I Showed Google Gemini a Blurry Photo and It Wrote Working Code From It
Took a photo of a whiteboard. Terrible lighting, half the text cut off, my thumb covering the corner. Uploaded it to Google’s Gemini with the prompt: “Build this.”
Two minutes later, I had functioning React code implementing exactly what the whiteboard sketch showed.
This is multimodal AI—models that understand images, video, audio, and text simultaneously. Not just “describe this image.” Actually reasoning across different types of data like humans do.
The demo that sold me: I recorded a 3-minute video walkthrough of a broken UI, explaining the bug while clicking through the interface. Gemini watched the video, read the error messages in the frames, understood my verbal explanation, and generated a patch.
No transcription step. No separate image analysis. It just… processed everything at once.
Google claims Gemini Ultra can handle up to 1 million tokens of mixed input—roughly 1,500 pages of text, or 11 hours of audio, or thousands of images. I tested it by feeding an entire product documentation site plus UI screenshots plus customer support call recordings.
Asked: “Why are users confused about the refund process?”
It identified three UI elements that contradicted the documentation, found two support calls where agents gave wrong information, and suggested specific copy changes. All from connecting dots across text, images, and audio.
The practical applications are wild. A radiologist colleague is testing Gemini on medical imaging. Feed it an MRI scan plus patient history plus relevant research papers. It highlights potential issues the radiologist might have missed—not replacing human judgment, but augmenting it.
Construction companies are using it for safety compliance. Workers film job sites with their phones, Gemini analyzes the video against safety regulations, flags violations in real-time. Hard hat missing? Railing unstable? It catches it.
But multimodal AI is still deeply weird.
I showed Gemini a picture of my desk and asked “What should I do next?” Based on visible coffee cup placement, open notebooks, and my laptop screen (which showed my calendar), it suggested I was probably procrastinating on a deadline and should start writing.
Creepy? Yes. Accurate? Also yes.
The hallucination problem is worse across modalities. I fed it a graph from a research paper. It confidently described trends that didn’t exist in the data. When I called it out, it apologized and gave a different wrong interpretation.
Text-only models hallucinate. Multimodal models hallucinate in multiple formats simultaneously.
OpenAI’s GPT-4V (Vision) and Anthropic’s Claude 3 Opus are in the same race. Everyone’s building multimodal capability. The question isn’t if AI will understand images and video—it’s who builds the most reliable version first.
I tested all three on the same task: analyze a complex diagram from an engineering textbook and explain it to a beginner. GPT-4V gave the most accurate technical explanation. Claude was best at the beginner-friendly part. Gemini found the sweet spot between the two.
The economics are tricky. Processing images uses way more compute than text. A single high-resolution image can cost as much as processing thousands of words. Video is even worse.

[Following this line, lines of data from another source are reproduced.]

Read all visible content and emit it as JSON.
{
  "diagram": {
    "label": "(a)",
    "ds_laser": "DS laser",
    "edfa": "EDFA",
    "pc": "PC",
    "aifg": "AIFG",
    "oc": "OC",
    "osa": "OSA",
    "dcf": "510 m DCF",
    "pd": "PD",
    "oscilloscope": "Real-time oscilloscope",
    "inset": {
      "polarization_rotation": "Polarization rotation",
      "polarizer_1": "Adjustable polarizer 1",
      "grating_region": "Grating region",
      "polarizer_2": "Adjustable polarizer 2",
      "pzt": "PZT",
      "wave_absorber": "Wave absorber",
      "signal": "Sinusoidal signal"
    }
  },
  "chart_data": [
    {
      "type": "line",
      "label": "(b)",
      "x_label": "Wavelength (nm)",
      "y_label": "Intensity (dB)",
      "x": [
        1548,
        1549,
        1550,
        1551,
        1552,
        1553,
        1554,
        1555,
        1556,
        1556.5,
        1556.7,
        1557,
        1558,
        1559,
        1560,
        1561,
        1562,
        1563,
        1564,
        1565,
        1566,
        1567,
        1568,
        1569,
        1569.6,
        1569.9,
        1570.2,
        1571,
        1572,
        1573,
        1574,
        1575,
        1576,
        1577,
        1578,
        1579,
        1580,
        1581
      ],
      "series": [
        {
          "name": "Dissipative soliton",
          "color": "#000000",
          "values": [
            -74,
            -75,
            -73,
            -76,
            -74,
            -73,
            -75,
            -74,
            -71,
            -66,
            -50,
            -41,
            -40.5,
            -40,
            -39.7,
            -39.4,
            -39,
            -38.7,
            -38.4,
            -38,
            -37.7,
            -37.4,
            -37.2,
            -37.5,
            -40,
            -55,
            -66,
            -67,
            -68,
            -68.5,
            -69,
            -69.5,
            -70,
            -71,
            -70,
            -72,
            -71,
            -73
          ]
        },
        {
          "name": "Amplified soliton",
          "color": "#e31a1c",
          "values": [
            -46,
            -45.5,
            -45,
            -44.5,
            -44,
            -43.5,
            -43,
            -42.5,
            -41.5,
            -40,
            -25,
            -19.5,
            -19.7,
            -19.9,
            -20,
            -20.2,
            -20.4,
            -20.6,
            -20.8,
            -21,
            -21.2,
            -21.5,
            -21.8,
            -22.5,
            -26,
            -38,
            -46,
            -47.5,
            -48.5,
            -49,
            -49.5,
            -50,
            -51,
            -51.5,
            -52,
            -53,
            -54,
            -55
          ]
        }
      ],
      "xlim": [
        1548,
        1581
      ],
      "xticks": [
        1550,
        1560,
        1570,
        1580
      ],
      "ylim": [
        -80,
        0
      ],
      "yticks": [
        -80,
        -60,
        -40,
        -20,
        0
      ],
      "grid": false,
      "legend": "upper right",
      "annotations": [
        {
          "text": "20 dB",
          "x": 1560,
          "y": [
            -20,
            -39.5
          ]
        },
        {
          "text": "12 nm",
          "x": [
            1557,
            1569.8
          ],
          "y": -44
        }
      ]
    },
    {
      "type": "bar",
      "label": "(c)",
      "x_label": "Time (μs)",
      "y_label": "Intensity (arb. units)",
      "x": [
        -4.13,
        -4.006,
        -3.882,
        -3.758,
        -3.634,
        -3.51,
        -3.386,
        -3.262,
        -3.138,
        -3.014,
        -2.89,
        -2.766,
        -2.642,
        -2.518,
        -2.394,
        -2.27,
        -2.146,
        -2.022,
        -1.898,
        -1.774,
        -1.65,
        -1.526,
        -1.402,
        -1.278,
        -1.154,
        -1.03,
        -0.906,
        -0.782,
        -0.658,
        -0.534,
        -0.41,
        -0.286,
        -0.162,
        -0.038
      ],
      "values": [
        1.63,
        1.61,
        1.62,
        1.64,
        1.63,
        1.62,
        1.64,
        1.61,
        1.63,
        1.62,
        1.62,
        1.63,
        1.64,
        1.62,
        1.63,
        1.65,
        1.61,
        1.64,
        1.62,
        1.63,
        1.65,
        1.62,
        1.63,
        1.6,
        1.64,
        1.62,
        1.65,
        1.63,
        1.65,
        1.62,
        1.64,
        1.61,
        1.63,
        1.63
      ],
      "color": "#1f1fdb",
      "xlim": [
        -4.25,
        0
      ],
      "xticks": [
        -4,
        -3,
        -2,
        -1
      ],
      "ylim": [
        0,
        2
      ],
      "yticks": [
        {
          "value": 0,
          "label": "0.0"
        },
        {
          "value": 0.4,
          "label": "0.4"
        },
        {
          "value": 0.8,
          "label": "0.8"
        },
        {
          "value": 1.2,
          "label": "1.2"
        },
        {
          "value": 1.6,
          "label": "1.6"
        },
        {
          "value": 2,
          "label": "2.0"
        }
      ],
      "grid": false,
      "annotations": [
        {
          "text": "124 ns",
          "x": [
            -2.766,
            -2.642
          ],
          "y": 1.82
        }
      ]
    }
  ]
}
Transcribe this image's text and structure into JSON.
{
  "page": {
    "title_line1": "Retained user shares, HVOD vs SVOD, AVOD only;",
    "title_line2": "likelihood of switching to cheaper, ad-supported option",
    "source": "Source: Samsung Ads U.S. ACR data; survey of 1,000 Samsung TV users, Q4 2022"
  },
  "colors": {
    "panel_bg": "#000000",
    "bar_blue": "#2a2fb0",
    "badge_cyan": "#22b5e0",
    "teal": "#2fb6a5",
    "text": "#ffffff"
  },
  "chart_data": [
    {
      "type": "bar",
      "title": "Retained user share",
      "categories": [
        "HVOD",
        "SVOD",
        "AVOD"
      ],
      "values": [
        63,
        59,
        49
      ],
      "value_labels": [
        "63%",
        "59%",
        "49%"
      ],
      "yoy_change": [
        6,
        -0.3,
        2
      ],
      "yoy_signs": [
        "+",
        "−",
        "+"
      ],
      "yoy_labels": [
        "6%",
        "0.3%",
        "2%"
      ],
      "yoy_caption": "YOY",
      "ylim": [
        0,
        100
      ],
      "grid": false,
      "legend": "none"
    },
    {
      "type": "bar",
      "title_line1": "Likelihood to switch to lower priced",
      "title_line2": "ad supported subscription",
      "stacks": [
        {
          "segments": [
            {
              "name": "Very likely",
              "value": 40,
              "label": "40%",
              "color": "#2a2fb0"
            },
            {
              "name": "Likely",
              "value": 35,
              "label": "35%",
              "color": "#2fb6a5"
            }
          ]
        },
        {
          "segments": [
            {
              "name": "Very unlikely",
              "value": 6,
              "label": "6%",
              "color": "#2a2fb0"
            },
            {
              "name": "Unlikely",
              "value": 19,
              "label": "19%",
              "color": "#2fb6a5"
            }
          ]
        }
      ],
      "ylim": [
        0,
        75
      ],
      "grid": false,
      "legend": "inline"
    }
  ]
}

That construction safety company I mentioned? Their bill went from $400/month for text-only AI to $6,000/month when they switched to video analysis. Still worth it compared to potential safety violations, but not trivial.
The future Google’s pitching: you’ll interact with AI using whatever modality makes sense. Snap a photo instead of typing a description. Record a video instead of writing instructions. Have a conversation instead of crafting perfect prompts.
I tried this workflow: photographed a hand-drawn flowchart, uploaded it with a voice memo explaining the business logic, asked Gemini to build the system.
It generated a complete backend API, database schema, and even suggested edge cases I hadn’t considered. The code needed tweaking, but it was 80% there.
Five years ago, that would’ve required precise written specifications, multiple clarification rounds, and weeks of development. Now it’s a photo and a voice memo.
The catch: you have to trust the AI actually understood what you showed it. And sometimes it didn’t. I’ve had it confidently implement the wrong thing based on misinterpreting a blurry image.
Multimodal AI is powerful but unpredictable. Like hiring someone brilliant who occasionally misreads instructions in creative ways. You can’t just set it loose—you need to verify everything.
But when it works? It’s genuinely magical. The barrier between human thought and working software is getting very, very thin.